Lanyard was opposed to "d----d niggers," and had somehow become full of the contrary notion, that the South was fighting to retain the colored population, and the North wished to free them, merely that they could be sent, as he said, "back to Africa, where they belong."

"You were not missed from camp last night until it was time to turn in; the duffer that was on watch up on the volcano back there reported to his partner, who took his place, that you had said you were sick, and had gone down to the house below to get a hot supper, so he told him not to shoot at you when you came in to roost.
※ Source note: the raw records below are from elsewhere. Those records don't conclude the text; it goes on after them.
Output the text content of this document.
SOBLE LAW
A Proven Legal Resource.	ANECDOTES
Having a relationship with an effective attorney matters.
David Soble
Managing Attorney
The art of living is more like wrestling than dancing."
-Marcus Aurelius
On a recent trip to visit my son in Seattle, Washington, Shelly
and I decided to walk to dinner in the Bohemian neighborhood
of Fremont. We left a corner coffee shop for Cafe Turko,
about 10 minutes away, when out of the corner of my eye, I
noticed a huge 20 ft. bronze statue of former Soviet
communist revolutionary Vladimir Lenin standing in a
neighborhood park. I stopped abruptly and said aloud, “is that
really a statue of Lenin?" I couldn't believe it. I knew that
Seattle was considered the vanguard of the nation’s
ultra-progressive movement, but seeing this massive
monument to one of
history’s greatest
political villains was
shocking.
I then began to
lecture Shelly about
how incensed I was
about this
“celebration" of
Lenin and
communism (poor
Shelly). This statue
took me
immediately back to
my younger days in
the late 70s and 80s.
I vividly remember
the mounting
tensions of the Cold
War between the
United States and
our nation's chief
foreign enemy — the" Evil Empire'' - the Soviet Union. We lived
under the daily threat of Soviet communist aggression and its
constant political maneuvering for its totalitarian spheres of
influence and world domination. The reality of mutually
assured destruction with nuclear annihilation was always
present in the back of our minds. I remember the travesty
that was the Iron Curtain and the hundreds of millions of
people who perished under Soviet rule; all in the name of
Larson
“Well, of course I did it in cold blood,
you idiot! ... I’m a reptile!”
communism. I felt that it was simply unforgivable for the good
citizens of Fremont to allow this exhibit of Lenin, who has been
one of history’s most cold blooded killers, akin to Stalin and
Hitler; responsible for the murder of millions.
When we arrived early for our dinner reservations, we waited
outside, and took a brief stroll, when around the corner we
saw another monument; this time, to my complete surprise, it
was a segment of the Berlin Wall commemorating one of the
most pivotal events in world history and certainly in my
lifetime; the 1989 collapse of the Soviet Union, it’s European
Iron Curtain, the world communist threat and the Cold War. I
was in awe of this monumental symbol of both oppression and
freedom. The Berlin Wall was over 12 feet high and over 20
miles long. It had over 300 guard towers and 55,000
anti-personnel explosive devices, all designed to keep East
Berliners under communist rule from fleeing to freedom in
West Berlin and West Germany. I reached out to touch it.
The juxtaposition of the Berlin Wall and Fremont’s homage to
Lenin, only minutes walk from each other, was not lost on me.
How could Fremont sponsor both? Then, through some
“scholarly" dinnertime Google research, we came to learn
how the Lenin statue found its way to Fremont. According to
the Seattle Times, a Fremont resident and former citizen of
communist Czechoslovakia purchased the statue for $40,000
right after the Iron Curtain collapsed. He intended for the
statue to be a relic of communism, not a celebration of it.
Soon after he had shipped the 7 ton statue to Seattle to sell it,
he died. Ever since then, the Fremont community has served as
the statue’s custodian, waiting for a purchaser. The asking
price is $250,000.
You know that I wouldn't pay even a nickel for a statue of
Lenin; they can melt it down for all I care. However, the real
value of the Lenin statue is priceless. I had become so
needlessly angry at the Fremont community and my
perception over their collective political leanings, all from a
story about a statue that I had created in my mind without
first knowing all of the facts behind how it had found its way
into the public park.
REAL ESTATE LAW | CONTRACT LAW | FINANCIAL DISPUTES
"Our old chum, the Colonel, you know, he got excited because you didn't show up, so he had to turn us out to go down to the old house to fetch you in. I told him it was no use; that you would be too drunk to walk up the hill; but he made me take a mate out of our mess, and started us out after you. We couldn't get by the watchman. We told the blasted fool that we had to go down the hill to find you, but he kept fooling with his gun, and swore he'd sink us if we tried to run out of port.

"Pretty soon the racket and loud talk brought an officer and a whole gang of fellows on to us, and we were taken into the guard-house. We had to stay there half the night before any of our fellows came to help us out; then the Colonel and Elkton figured around and, by a lot of talking, they were allowed to take us back to our shanty to finish the rest of the night.

"Now I wanted to get out of that country and go to New York, terrible bad, but, by G--, I never would have thought of going down into that wood to find a path to New York. I was just going to wait until the Yankees came up to fight us, and then I was going right out to join them in spite of h--; but I wanted to see them first. Well, while we were in the guard-house that night, and our Lieutenant was talking with the other officer about getting us out, I heard them say something about your 'being in the Yankee camp before we started after you.' This set me thinking about your being there and me left in the Rebel guard-house.

"On the way back to our shanty, I asked the Lieutenant if he thought you were captured by the Yanks, and he said:

"Oh, no! he's got lost, and will turn up all right when it gets daylight."